O iB2 Lab adquiriu um equipamento próprio, um bio-reactor, para "desenvolver uma solução bacteriana ou fúngica, com microorganismos vivos, que possa ser aplicada em massa nas plantas" – junto ao solo – e os investigadores querem aplicar essa solução em plantas envasadas já "no próximo ano".
"Outra das tarefas importantes, que já está em andamento há algum tempo, é a aplicação de cobertura do solo. Numa vinha em Vila Real, na Quinta de Cavernelho, plantámos uma cobertura de solo na nas entrelinhas da vinha. Essa sementeira foi feita no início de Dezembro do ano passado e durante este mês vamos recolher material para fazer análise e perceber que impacto tem essa cobertura de solo."
O objectivo é conhecer a diversidade genética da rizosfera das vinhas de cada terroir, de forma a entender como é que espécies de plantas fixadoras de azoto podem ser utilizadas para melhorar a biodiversidade nos 'corredores' entre bardos, para ajudar o solo a reter água e para tornar mais eficiente a nutrição das videiras. Nesse sentido, são promissores os resultados que a equipa espera da cobertura vegetal do ensaio feito na Quinta de Cavernelho, composta por "seis espécies e sub-espécies de Trifolium e duas outras espécies dos géneros Medicago e Ornithopus", uma vez que estas leguminosas são úteis "na fertilização do solo, nomeadamente com a fixação de azoto", explica João Prada.
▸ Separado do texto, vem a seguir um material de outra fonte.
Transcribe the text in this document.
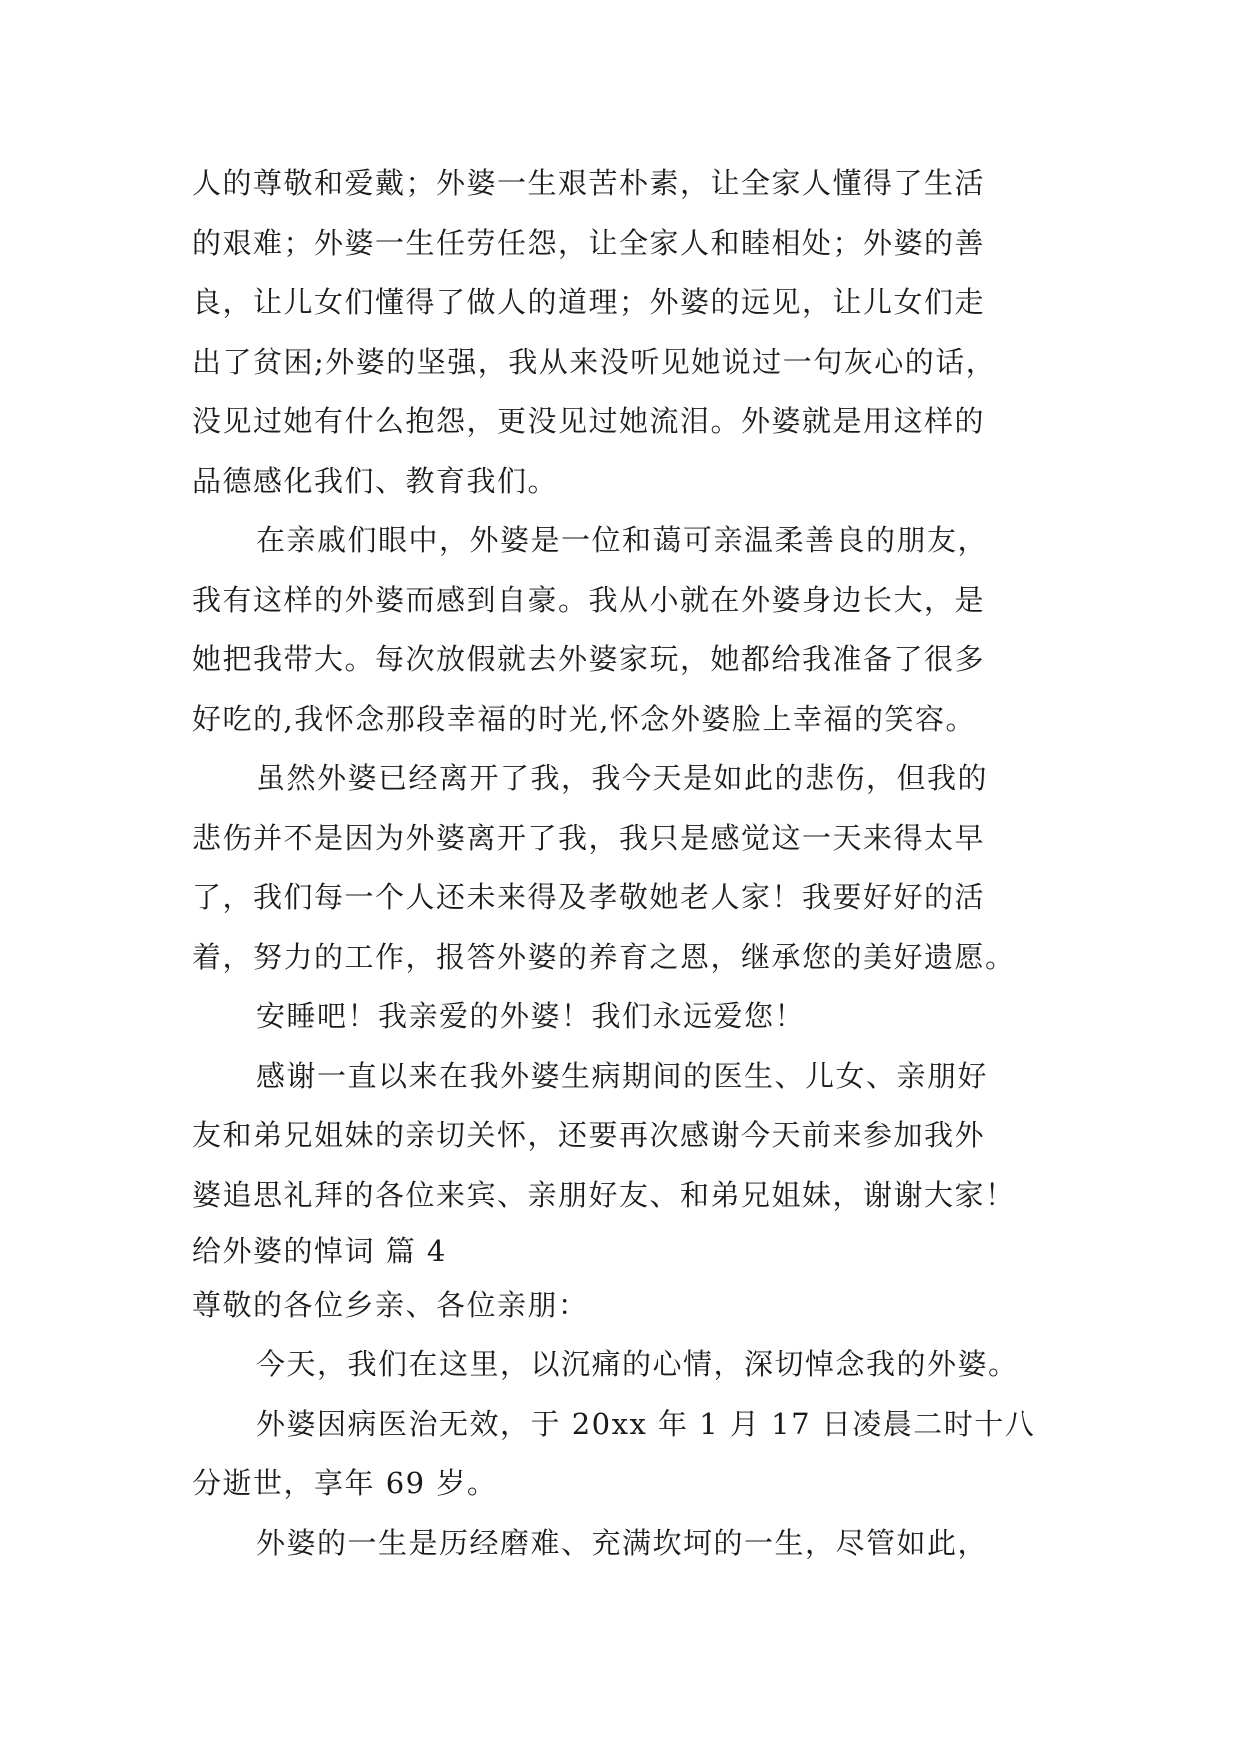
人的尊敬和爱戴；外婆一生艰苦朴素，让全家人懂得了生活
的艰难；外婆一生任劳任怨，让全家人和睦相处；外婆的善
良，让儿女们懂得了做人的道理；外婆的远见，让儿女们走
出了贫困;外婆的坚强，我从来没听见她说过一句灰心的话，
没见过她有什么抱怨，更没见过她流泪。外婆就是用这样的
品德感化我们、教育我们。
在亲戚们眼中，外婆是一位和蔼可亲温柔善良的朋友，
我有这样的外婆而感到自豪。我从小就在外婆身边长大，是
她把我带大。每次放假就去外婆家玩，她都给我准备了很多
好吃的,我怀念那段幸福的时光,怀念外婆脸上幸福的笑容。
虽然外婆已经离开了我，我今天是如此的悲伤，但我的
悲伤并不是因为外婆离开了我，我只是感觉这一天来得太早
了，我们每一个人还未来得及孝敬她老人家！我要好好的活
着，努力的工作，报答外婆的养育之恩，继承您的美好遗愿。
安睡吧！我亲爱的外婆！我们永远爱您！
感谢一直以来在我外婆生病期间的医生、儿女、亲朋好
友和弟兄姐妹的亲切关怀，还要再次感谢今天前来参加我外
婆追思礼拜的各位来宾、亲朋好友、和弟兄姐妹，谢谢大家！
给外婆的悼词 篇 4
尊敬的各位乡亲、各位亲朋：
今天，我们在这里，以沉痛的心情，深切悼念我的外婆。
外婆因病医治无效，于 20xx 年 1 月 17 日凌晨二时十八
分逝世，享年 69 岁。
外婆的一生是历经磨难、充满坎坷的一生，尽管如此，
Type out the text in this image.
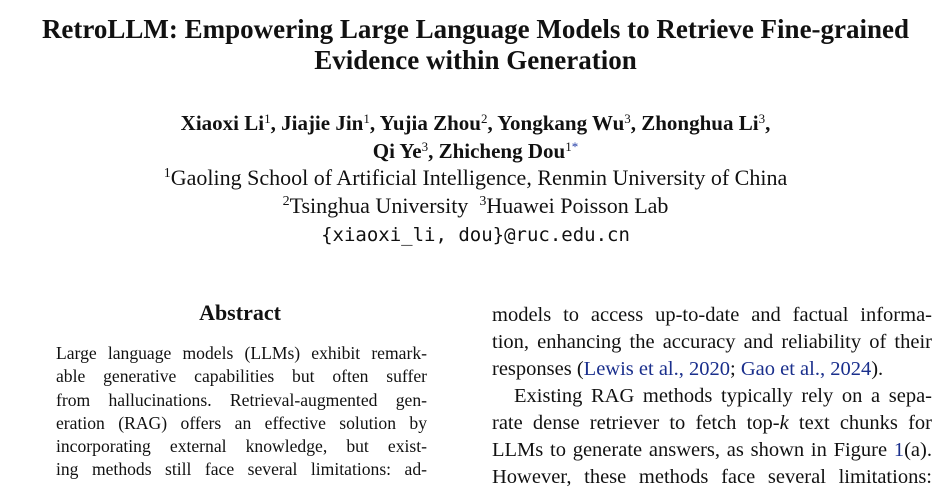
RetroLLM: Empowering Large Language Models to Retrieve Fine-grained
Evidence within Generation
Xiaoxi Li$^1$, Jiajie Jin$^1$, Yujia Zhou$^2$, Yongkang Wu$^3$, Zhonghua Li$^3$,
Qi Ye$^3$, Zhicheng Dou$^{1*}$
$^1$Gaoling School of Artificial Intelligence, Renmin University of China
$^2$Tsinghua University $^3$Huawei Poisson Lab
{xiaoxi_li, dou}@ruc.edu.cn
Abstract
Large language models (LLMs) exhibit remark-
able generative capabilities but often suffer
from hallucinations. Retrieval-augmented gen-
eration (RAG) offers an effective solution by
incorporating external knowledge, but exist-
ing methods still face several limitations: ad-
models to access up-to-date and factual informa-
tion, enhancing the accuracy and reliability of their
responses (Lewis et al., 2020; Gao et al., 2024).
Existing RAG methods typically rely on a sepa-
rate dense retriever to fetch top-k text chunks for
LLMs to generate answers, as shown in Figure 1(a).
However, these methods face several limitations:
Encontrar uma ou mais soluções deste género permitirá "não só produzir mais, mas também produzir mais usando menos", sublinha Leandro Pereira Dias, biotecnólogo de formação, que hoje se define mais como “melhorador de plantas”. "Por exemplo, usando menos água, que é um recurso que vai ser cada vez mais escasso, sobretudo na região mediterrânica, e menos fitofármacos ou pesticidas. Porque a tendência é essa: a Europa neste momento quer reduzir os insumos – os fertilizantes e os pesticidas – sem perder a nível produtivo. Se possível aumentar, mas o grande objectivo é não reduzir a produtividade."
Das varas da poda
Da Turquia, os investigadores portugueses esperam receber os tais bio-hidrogéis nos próximos meses. "Queríamos implementá-los no início do próximo ano, para conseguirmos acompanhar dois anos de resultados. Em Fevereiro, ou seja, no início do ciclo vegetativo, quando as videiras começam a rebentar já", partilha João Prada.
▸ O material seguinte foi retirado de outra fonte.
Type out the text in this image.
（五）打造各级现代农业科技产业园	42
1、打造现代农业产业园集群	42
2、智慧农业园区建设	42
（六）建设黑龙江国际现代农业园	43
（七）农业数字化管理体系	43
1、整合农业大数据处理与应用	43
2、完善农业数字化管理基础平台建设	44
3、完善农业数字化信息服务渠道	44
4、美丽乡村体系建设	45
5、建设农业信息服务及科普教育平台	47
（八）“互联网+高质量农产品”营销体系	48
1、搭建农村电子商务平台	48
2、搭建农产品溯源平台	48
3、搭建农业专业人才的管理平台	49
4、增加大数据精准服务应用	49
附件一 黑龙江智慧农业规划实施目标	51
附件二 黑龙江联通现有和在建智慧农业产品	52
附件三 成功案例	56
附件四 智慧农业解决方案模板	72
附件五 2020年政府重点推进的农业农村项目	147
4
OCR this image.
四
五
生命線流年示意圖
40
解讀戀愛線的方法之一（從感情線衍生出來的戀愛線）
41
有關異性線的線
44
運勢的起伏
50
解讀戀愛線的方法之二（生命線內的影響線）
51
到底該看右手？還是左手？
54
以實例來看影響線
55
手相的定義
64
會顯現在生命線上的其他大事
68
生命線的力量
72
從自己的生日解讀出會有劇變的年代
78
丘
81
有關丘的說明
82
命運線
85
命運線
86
O colega Leandro Pereira Dias explica que "os hidrogéis não são novos enquanto assunto", mas a sua "aplicação em escala continua a ser muito reduzida". Produzidos a partir dos resíduos da poda, para aumentar a retenção de água no solo – o que se espera é que absorvam a água disponível, das chuvas ou via irrigação, e a libertem depois lentamente –, estes bio-hidrogéis "aproveitam um recurso" que de outra forma não teria nova vida, numa lógia de "economia circular".
Também se geram benefícios para os viticultores, "que no final do ciclo só tinham trabalho em eliminar os resíduos da poda", acrescenta o investigador. Leandro não tem dúvidas: "aproveitar os resíduos da poda para a produzir hidrogéis é algo que vamos começar a ver cada vez mais daqui para a frente, mas diria que não, ainda não é muito normal".
Outros objectivos do VineProtect são: "integrar a ecofisiologia e a metabolómica das videiras, para comparar a eficácia das abordagens propostas nos diferentes terroirs, permitindo seleccionar, para cada região, a abordagem mais eficiente para melhorar a resiliência da produção vitícola"; "avaliar o impacto socioeconómico e ambiental destas abordagens"; e "transferir o conhecimento gerado" para o sector, permitindo "o acesso às soluções mais vantajosas para cada caso, seja por demonstração, formação, ou actividades de disseminação".
O VineProtect foi financiado pelo PRIMA em cerca de 761 mil euros, sendo que desse financiamento Portugal recebeu uma fatia de cerca de 250 mil euros, repartidos entre a FCUP e a UTAD.